The check-in at the gondola works perfectly if you don’t catch days when people are crowding the Wurmberg. Then it can happen that you have to wait for two hours. In order to avoid such adversities, one should be at the counter on time for the opening of the cable car at 8.45 o’clock. On the other hand, waiting times are sometimes also a problem in renowned ski resorts in the Alps.
“Internet presence in need of improvement”
The presentation of the Wurmberg Ski Resort on the Internet still leaves room for improvement, according to the opinion of numerous, especially younger, conversation partners. The ambience and the dimension would hardly be visually clear, i.e. as far as the visual language is concerned.

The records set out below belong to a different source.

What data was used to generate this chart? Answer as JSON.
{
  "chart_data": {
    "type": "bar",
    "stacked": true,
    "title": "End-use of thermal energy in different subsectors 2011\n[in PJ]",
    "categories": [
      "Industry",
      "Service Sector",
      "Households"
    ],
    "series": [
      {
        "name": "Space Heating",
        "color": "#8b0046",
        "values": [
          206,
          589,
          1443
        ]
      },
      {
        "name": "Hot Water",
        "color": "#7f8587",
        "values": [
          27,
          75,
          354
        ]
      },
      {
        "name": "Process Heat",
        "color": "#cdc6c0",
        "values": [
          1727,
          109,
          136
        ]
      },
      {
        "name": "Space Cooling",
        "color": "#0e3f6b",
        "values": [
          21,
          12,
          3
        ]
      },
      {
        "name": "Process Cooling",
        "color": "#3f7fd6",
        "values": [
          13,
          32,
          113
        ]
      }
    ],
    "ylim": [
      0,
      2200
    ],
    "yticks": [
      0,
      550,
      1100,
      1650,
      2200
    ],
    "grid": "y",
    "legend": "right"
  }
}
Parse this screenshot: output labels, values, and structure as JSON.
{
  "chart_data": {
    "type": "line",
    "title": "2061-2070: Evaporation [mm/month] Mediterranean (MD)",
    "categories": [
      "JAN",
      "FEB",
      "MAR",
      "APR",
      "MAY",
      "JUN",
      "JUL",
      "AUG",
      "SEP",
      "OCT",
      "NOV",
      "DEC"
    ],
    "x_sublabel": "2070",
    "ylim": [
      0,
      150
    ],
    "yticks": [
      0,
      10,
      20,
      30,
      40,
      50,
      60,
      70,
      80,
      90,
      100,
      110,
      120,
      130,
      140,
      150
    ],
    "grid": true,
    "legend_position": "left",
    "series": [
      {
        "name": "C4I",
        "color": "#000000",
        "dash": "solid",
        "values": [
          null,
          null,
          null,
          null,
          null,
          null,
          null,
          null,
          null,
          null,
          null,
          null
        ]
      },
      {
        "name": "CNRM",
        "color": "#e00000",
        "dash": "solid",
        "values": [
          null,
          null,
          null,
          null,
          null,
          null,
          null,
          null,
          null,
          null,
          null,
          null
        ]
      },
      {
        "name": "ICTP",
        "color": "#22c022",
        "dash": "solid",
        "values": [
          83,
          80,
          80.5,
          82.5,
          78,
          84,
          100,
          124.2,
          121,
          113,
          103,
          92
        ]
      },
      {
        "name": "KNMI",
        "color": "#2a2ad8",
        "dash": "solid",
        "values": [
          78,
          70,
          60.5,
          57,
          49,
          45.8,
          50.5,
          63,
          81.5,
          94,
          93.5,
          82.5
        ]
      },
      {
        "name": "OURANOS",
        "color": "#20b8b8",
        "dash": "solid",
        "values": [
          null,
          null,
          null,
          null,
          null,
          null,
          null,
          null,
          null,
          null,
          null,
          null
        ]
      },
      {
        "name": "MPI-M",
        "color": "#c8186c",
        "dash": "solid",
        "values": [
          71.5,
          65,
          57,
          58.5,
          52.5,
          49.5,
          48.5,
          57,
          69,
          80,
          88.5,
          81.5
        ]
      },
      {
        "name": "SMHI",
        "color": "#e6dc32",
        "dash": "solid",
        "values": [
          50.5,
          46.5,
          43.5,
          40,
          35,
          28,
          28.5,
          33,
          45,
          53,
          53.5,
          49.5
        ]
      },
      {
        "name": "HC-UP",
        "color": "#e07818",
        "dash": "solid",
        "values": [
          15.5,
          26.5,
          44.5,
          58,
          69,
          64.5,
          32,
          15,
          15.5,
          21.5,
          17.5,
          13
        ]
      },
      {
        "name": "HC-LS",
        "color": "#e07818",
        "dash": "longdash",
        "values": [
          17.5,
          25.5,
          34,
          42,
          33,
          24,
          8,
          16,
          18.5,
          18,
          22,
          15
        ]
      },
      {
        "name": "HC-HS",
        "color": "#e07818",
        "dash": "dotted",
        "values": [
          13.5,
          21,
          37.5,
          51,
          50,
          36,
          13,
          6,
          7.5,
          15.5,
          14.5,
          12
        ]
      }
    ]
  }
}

During the winter holidays, Ski enthusiasts and their children from the nearby East German states come to the Wurmberg in large numbers. A week later Danish and Dutch dominate the slopes – because of the winter holidays in these countries – and much to the delight of hoteliers and pension owners. Braunlage needs winter tourism.
Soup at “Puppe”
The three people from Bad Harzburg have a special tip for me at the end. They have bought a 4-hour ticket and are about to return to Harzburg at noon. Before that, they intend to enjoy one of the legendary soups of the delicatessen shop “Puppe” in Braunlage. “You have to try them,” they told me. Others point out that “Puppe” is said to offer well-known sausage specialities from deer and wild boar.
“More ski-lift conversations”
- Of course, a skiing area like the Wurmberg is extremely dependent on the snow conditions. And the more than 100 snow-making systems – fed by a so-called “Schnei-See” – can only start operating from minus 4 degrees Celsius and below. The entire complex, in which around 12 million euros were invested in 2013, is therefore heavily dependent on the weather conditions in winter. The company only writes black numbers after 34 days of operation with enough snow, a lift neighbour knows to report.
- What is pleasantly noticeable in comparison to many ski resorts in the Alps is the fact that there is no loud music on the mountain huts.
- The operator does always provide new attractions. In this winter, skiing under floodlight is possible for the first time.
- And what happened to the idea of a ski swing into the neighbouring Schierke? “The project isn’t off the table yet” says another lift companion. This is also confirmed by Dirk Nüsse. The operator of the Wurmberg cable car would very much appreciate it if there were a real ski swing and not just a single descent.
I’ve grown fond of the Wurmberg this winter. The memory reservoirs are full to bursting. And I’m already looking forward to discover his green spring side.